After the evaluation, the fiduciary asked the psychologist to meet with Zane and his daughter-in-law, whom he trusted, to offer him the opportunity to resign. It was a lengthy zoom meeting. Zane had every excuse imaginable to avoid making this important decision. He hemmed and hawed and stalled. The doctor skillfully used their common ground of psychology to gently confront the stubbornness Zane demonstrated and even admitted. “I’m stubborn as hell”, Zane said. But in the end he relented, as he was going to be removed by the legal means the fiduciary had if he didn’t resign. He signed the papers, which had to be notarized. A mobile notary, pre-arranged, was standing by and the notarization was done. It was official. The fiduciary stepped in and took control over the bank and investment accounts to protect Zane from a lurking abuser who kept trying to get access to Zane’s money.
The fiduciary had a long list of things needing immediate attention. As no competent family lived nearby, she had to arrange for in-home care and hire a person to manage it. Zane’s son and daughter-in-law had long offered to take Zane in to live with them. They had a nice place for him on their property, in a state with good weather. He had initially agreed to go visit them to “try it out for a few weeks,” but he would need a lot of help arranging that, packing up and traveling there. There was hope for his moving there permanently which would solve many safety problems for Zane.

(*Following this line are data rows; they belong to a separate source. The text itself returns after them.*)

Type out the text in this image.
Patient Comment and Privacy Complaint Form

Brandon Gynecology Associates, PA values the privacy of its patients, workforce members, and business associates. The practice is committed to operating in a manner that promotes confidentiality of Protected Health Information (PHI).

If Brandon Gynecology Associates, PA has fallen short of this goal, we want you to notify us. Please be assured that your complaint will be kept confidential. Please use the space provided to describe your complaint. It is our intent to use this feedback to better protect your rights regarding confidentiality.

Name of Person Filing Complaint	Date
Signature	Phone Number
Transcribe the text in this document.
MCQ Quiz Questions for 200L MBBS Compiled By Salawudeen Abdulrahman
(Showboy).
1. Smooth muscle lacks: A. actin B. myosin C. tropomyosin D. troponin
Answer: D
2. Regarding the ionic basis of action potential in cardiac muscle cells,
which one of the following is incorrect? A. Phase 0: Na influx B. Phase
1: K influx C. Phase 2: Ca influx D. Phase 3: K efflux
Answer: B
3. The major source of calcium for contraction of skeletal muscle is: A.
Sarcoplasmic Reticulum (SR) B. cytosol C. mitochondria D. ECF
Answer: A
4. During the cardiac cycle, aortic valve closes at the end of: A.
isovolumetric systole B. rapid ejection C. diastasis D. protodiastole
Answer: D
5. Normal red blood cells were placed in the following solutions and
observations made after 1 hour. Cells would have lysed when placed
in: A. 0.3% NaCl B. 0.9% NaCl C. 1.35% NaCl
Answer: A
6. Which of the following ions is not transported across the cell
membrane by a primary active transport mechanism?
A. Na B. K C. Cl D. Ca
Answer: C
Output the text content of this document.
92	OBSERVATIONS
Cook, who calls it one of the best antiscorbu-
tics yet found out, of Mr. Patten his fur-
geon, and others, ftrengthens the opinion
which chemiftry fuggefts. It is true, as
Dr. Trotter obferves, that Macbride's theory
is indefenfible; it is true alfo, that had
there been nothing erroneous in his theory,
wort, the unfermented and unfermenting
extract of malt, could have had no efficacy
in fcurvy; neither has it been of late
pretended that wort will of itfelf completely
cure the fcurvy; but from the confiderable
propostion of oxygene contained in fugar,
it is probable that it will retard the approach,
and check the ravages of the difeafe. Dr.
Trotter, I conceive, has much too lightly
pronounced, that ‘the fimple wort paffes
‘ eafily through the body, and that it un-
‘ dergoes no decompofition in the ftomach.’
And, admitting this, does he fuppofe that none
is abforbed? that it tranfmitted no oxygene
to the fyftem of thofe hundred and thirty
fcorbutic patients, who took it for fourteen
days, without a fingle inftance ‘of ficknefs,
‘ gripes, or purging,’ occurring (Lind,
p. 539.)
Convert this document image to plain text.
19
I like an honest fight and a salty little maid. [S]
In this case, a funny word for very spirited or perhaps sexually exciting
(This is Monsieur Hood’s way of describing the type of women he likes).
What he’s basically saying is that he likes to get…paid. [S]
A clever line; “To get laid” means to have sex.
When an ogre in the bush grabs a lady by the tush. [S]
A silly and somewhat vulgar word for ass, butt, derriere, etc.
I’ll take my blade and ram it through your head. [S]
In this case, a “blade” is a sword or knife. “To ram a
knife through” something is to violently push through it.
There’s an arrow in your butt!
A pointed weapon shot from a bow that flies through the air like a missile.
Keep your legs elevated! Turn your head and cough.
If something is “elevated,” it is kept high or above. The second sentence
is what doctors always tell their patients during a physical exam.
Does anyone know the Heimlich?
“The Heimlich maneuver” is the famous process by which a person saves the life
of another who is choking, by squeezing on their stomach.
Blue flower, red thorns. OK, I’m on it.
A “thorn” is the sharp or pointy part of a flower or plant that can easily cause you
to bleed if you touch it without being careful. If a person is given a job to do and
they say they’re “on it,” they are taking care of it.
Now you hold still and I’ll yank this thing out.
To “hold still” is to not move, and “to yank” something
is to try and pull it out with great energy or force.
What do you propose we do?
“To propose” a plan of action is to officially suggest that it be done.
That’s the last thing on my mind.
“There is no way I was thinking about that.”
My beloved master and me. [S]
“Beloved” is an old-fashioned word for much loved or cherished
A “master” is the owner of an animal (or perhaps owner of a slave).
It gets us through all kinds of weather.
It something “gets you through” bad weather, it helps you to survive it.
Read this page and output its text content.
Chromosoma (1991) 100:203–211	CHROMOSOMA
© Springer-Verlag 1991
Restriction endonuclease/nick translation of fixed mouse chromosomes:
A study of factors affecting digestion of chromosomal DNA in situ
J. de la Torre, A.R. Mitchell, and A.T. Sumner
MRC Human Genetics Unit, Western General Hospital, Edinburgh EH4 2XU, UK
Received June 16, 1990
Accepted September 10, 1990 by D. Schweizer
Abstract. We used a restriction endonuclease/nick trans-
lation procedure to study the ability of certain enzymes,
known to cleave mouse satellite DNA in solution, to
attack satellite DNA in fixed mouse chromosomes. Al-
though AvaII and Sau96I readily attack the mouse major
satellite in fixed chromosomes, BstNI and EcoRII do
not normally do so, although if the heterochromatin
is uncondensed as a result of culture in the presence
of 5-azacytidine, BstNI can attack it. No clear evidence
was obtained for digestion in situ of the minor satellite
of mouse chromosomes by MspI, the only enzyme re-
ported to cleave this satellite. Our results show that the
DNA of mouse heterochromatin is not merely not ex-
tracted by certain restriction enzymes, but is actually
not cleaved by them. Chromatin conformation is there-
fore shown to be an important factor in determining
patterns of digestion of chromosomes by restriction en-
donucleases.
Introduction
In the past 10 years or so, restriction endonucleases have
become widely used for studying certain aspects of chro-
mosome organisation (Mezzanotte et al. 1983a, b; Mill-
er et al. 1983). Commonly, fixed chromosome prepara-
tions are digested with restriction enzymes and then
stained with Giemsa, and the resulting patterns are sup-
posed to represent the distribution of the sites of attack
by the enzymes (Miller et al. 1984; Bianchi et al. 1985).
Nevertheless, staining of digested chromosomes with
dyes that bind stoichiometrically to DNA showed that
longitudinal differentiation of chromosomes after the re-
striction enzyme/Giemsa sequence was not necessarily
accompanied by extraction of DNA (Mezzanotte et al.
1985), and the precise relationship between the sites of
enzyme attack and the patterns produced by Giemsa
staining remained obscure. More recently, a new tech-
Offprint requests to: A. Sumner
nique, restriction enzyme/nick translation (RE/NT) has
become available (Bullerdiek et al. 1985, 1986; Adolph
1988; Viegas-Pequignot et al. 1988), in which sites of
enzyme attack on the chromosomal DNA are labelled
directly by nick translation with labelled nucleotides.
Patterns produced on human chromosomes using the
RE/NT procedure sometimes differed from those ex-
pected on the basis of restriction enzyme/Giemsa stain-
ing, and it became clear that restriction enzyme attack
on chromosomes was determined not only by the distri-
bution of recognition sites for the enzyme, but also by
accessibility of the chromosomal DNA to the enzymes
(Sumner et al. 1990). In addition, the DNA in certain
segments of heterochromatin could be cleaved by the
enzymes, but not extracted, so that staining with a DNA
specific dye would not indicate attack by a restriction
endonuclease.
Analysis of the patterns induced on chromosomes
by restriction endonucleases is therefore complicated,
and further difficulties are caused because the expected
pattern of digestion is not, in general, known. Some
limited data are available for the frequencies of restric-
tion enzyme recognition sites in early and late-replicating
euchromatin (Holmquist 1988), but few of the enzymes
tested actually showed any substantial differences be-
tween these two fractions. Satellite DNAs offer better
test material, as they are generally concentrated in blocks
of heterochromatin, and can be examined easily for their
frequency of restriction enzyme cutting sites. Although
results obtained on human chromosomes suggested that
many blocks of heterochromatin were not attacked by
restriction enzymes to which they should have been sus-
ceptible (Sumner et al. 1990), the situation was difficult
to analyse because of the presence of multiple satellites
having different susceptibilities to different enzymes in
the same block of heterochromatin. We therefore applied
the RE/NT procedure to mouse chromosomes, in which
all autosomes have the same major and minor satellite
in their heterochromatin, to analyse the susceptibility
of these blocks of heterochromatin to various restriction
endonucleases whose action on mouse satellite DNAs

- Appoint a fiduciary to avoid family fights. We see a lot of crises related to memory loss and safety at AgingParents.com, where we consulted with Zane’s fiduciary. It is rare to see such excellent planning by an older couple who had the foresight to appoint a fiduciary in their trust. That took that potential responsibility for finances out of the hands of their warring kids. Their smart planning stood out. If this sounds like your family, consider appointing a neutral outsider, licensed and competent to do the job and put it in your estate planning documents.
- Get a doctor’s evaluation of an elder’s financial capacity. No matter how smart, accomplished or experienced a person is, they can lose the ability to make safe judgments about money as they age. The wise thing to do is to accept this possibility and ensure that their (or our own) estate plan does not create barriers to getting an elder removed from the trust when they become vulnerable to fraud and financial abuse. At least one doctor’s thorough evaluation of financial capacity should be a standard.
- Do not let a stubborn elder’s resistance stop you. Zane was admittedly stubborn and didn’t want change. But with skilled and compassionate help, he was able to make a decision to resign from his trust of his own accord. Consider getting such help if you find yourself in this kind of situation with your aging loved one. Above all, do not allow an elder’s resistance as trustee to open the door to exploitation by financial abusers. They are out there, sometimes in your own family.